A Chapter 11 deals with IET Soldiers who are to be separated on the grounds of unsatisfactory performance or conduct due to inability, lack of reasonable effort, failure to adapt to the military environment and minor disciplinary infractions.

Another commonly used chapter for IET Soldiers deals with medical fitness standards.

Chapter 5-11, or the separation of personnel who did not meet procurement medical fitness standards, are Soldiers who become medically disqualified due to a medical condition detected during training that would have either permanently or temporarily disqualified them at the time of entry into military service, Faughn said.
John Moody, 701st Military Police Battalion paralegal, said most of the Chapter 5-11 cases are knee, hip or other extremity issues the trainee had before enlistment which, if they had been disclosed, would have kept them out of the Army.

“There are a few that have mental health issues like separation anxiety or clinical issues that were never diagnosed,” Moody said. “On rare occasion we have even had female trainees determined as being pregnant prior to arrival. These all fall under chapter 5-11.”

Moody said the majority of separation cases he sees are for failure to meet standards, such as two record Army Physical Fitness Test failures or two consecutive weapons qualification failures, but every now and then he has a separation case because of misconduct.

“The minor misconduct cases are usually given several chances to overcome their issues, and if they choose not to overcome them, they must indicate that choice in writing to the unit commander,” Moody said.

The separation process begins with an IET Soldier’s first counseling, which is maintained at the unit level. From there, if the Soldier cannot overcome his or her deficiencies and the unit has met the rehabilitation or counseling requirements set by AR 635-200, the commander initiates separation, Faughn said.

Both Faughn and Moody said one of the most important issues with IET separation cases are meeting the established regulatory timelines.

“From the time the trainee signs the memo stating they acknowledge they are being separated, we have 14 days to forward the completed packet to Bldg. 470,” Moody said. “The transitions section in Bldg. 470 has three to five working days to process the trainee’s DD Form 214 and cut their discharge orders. It’s easy to lose sight of your timelines if you don’t have a good tracking system.”
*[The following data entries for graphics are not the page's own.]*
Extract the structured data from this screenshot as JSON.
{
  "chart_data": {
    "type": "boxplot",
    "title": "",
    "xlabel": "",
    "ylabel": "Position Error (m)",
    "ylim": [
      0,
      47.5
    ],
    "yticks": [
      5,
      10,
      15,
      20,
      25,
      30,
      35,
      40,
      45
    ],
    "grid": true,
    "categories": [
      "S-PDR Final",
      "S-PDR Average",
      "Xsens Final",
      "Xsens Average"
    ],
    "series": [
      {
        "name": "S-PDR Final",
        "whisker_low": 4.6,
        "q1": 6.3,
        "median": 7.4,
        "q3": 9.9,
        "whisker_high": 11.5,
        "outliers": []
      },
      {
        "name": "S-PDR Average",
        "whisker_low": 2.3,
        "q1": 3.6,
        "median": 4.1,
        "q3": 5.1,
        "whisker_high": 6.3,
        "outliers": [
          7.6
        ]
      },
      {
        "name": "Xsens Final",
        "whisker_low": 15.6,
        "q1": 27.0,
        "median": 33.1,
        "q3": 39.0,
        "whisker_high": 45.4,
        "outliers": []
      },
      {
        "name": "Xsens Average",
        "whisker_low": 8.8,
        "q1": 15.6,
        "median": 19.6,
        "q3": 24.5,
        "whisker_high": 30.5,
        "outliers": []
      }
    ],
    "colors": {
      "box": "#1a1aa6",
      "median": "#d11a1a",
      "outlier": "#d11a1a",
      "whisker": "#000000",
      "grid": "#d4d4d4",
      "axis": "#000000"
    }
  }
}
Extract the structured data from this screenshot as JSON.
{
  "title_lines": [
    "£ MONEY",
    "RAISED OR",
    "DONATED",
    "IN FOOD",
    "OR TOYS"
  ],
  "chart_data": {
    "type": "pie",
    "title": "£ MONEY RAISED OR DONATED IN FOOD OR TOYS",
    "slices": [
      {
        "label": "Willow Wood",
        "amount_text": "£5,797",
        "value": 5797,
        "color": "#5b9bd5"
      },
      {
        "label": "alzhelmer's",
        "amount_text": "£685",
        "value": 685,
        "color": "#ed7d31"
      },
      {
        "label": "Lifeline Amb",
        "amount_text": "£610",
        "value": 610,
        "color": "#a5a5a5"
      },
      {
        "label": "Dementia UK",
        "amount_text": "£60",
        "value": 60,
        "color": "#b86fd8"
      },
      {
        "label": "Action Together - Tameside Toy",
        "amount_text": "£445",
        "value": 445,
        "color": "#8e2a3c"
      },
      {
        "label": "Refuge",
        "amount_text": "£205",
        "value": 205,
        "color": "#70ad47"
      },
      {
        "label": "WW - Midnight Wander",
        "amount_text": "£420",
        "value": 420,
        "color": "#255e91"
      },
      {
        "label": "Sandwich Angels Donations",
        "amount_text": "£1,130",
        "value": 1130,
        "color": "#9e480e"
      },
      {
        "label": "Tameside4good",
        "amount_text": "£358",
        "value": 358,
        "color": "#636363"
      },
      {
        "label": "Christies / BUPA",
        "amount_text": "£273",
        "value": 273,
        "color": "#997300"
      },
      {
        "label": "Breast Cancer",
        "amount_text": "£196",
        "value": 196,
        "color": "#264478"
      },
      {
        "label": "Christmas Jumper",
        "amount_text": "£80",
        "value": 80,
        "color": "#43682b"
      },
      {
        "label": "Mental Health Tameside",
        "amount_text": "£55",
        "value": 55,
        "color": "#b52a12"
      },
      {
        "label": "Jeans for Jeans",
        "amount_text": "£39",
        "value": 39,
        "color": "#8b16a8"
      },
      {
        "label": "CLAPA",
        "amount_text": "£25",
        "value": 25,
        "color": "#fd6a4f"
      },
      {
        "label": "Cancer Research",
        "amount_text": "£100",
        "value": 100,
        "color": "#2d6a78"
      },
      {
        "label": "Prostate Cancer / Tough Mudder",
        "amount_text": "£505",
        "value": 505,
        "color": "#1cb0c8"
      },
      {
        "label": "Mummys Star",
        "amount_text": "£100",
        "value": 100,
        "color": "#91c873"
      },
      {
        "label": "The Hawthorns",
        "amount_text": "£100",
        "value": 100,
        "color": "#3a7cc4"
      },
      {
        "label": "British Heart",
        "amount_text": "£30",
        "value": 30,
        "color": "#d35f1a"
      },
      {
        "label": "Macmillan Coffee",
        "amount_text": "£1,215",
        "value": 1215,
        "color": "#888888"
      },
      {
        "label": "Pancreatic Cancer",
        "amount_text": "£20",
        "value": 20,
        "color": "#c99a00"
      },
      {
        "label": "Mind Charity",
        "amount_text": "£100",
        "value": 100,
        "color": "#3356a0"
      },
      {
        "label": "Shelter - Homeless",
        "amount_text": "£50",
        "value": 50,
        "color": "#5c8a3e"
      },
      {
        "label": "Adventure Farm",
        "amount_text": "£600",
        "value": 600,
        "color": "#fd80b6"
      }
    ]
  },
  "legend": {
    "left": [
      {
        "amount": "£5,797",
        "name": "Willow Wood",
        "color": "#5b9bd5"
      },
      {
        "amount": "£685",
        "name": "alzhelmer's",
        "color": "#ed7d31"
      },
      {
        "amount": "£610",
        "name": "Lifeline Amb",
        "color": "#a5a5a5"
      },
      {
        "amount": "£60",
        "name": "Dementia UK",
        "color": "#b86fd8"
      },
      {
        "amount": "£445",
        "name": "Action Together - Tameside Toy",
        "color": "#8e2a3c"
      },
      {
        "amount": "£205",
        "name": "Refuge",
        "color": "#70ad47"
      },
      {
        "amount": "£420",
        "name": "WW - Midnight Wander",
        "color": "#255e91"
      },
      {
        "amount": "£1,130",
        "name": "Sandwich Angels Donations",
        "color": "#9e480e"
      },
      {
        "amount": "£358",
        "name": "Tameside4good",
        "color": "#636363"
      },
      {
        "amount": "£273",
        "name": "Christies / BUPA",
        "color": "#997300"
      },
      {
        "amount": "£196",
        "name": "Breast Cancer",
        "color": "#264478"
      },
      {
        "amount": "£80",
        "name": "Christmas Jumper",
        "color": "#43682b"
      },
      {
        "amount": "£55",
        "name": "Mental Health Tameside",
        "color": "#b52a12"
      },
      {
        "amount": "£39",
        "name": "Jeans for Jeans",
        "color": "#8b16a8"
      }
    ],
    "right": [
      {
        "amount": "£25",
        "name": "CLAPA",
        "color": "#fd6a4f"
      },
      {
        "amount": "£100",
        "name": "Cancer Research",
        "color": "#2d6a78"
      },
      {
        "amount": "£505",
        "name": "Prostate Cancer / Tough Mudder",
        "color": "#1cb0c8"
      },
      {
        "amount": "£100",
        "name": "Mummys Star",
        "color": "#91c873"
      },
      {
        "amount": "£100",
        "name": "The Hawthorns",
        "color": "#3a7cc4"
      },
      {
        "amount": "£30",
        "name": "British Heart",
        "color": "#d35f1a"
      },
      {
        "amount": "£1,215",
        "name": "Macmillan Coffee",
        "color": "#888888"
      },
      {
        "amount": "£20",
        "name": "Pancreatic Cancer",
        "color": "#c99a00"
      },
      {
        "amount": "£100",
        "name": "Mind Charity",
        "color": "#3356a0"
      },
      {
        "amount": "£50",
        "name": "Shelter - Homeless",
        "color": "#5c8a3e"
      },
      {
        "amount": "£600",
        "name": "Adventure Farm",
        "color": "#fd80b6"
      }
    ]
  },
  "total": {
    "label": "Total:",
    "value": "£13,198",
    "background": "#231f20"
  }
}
Faughn said the separation process is complex, but as long as those directly involved in a Soldier’s separation ensure the guidelines are followed and met, the entire process can take about three to four weeks.

“The counseling and rehabilitation requirements cannot be emphasized enough,” Faughn said. “Soldiers have to be given the opportunity to overcome deficiencies before initiating separation and that is for the Soldiers’ benefit and the Army’s benefit.”